The first step when deploying a data mart is to create a database. Can we do that using the data build tool?

Understanding Materializations

Before we can store and execute all types of SQL commands, we need to know what each model type does. Within another dbt project, I am using the “dbt seed” command to load data into tables for books, loans and members within the [data_raw] schema. Each table has a post-fix of ’01’ at the end of the SQL file name to make it unique within the DAG. The “loans02.sql” file is saved in the stage folder. We can see it is an incremental merge without a where clause. This load pattern is sometimes called an UPSERT.

How does dbt work? One can either look at the code base of dbt in GitHub or review the executed SQL statements that are stored in the dbt.log file. The framework seems to use a lot of SQL views. The code below creates a temporary view for [data_stage].[loans02] target table. Because this is the first execution of the model, the framework is smart enough to select into the target table versus merging the raw table into the stage table.

Even if we try to leverage SQL Injection, we will fail since CREATE VIEW can be the only statement in a single batch. I suggest you investigate the SQL code generated by all the materializations supported by dbt.

However, there is a silver lining to our story. The ephemeral model does not compile into code. Instead, they are compiled and stored into the target directory. The stored code referenced as a Common Table Expression further down the line. But this compiling only happens if there is SQL code in the file. What happens if we only use macros and/or the Jinga Language?

One Foundational Macro

In the macros folder, create a file named exec_tsql_cmd with an SQL extension. Place in the following code into the file and hit save.

{% macro exec_tsql_cmd(my_sql) %}

{% if execute %}
  {{ log("Start - execute sql command ( " ~ my_sql ~ " ). ", info=True) }}
  {% set results = run_query(my_sql) %}
  {{ log("End - execute sql command. ", info=True) }}
{% endif %}

{% endmacro %}

This macro take a string parameter called my_sql. If the dbt action is consider an execution, then we log the start of the macro, we execute the built in run_query macro with the string parameter, and we log the end of the macro. That was simple enough.

I was hoping to wrap the Jinga language is some type of try-catch logic. However, the dbt engine halts when the adapter receives an error from the SQL Server database engine. Any failures are logged in the dbt.log file.

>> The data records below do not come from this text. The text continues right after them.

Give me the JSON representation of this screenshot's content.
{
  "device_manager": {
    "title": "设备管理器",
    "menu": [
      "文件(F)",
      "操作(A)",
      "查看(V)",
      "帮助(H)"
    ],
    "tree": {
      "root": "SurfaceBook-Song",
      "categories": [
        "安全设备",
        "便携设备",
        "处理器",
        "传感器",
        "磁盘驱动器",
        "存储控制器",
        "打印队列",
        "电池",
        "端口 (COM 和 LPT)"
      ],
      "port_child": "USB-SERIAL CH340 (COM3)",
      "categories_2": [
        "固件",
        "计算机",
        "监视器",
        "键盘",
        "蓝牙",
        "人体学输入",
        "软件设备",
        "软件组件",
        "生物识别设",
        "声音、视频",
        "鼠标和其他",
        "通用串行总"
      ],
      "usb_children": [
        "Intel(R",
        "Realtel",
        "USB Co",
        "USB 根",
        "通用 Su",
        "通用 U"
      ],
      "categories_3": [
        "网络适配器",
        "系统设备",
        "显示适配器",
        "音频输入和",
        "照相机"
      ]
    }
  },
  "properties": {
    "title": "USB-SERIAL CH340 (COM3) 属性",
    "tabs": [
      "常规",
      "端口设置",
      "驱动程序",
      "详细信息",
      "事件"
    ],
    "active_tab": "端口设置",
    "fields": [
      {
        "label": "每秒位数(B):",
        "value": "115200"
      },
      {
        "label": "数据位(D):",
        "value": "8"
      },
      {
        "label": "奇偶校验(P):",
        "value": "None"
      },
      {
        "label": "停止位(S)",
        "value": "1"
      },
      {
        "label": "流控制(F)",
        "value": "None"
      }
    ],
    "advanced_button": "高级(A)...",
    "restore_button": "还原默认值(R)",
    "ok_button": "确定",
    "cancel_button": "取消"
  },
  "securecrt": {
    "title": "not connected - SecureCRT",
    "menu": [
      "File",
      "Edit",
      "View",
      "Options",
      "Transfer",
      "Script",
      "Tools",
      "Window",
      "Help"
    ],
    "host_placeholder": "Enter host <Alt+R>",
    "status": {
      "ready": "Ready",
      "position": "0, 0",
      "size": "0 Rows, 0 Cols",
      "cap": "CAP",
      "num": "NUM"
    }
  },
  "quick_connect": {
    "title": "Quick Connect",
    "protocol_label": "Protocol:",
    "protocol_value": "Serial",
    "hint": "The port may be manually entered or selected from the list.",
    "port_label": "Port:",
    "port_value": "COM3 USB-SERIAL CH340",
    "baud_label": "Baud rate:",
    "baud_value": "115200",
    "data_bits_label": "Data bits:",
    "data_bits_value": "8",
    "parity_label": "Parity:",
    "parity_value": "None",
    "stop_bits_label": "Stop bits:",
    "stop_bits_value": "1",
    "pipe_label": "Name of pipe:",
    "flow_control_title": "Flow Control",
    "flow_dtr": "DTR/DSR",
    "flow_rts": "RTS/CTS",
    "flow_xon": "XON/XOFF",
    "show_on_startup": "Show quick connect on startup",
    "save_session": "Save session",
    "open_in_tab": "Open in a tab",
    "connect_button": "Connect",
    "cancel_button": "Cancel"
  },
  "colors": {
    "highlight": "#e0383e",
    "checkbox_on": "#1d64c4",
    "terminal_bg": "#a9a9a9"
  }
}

There is one more missing piece to the puzzle. To create a database, many management systems require you to be in system database such as master. One feature I did not discuss was the ability to store many different connection details in the profiles.yml file. The image below shows the “dbt debug --profile master” statement was executed from the terminal window inside Visual Studio Code and a successful connection test was performed.

The second profile allows you to connect to the library database that does not exist at this moment. If we jump forward, we can see that a successful connection can be made with the “jminer” account once the database is created.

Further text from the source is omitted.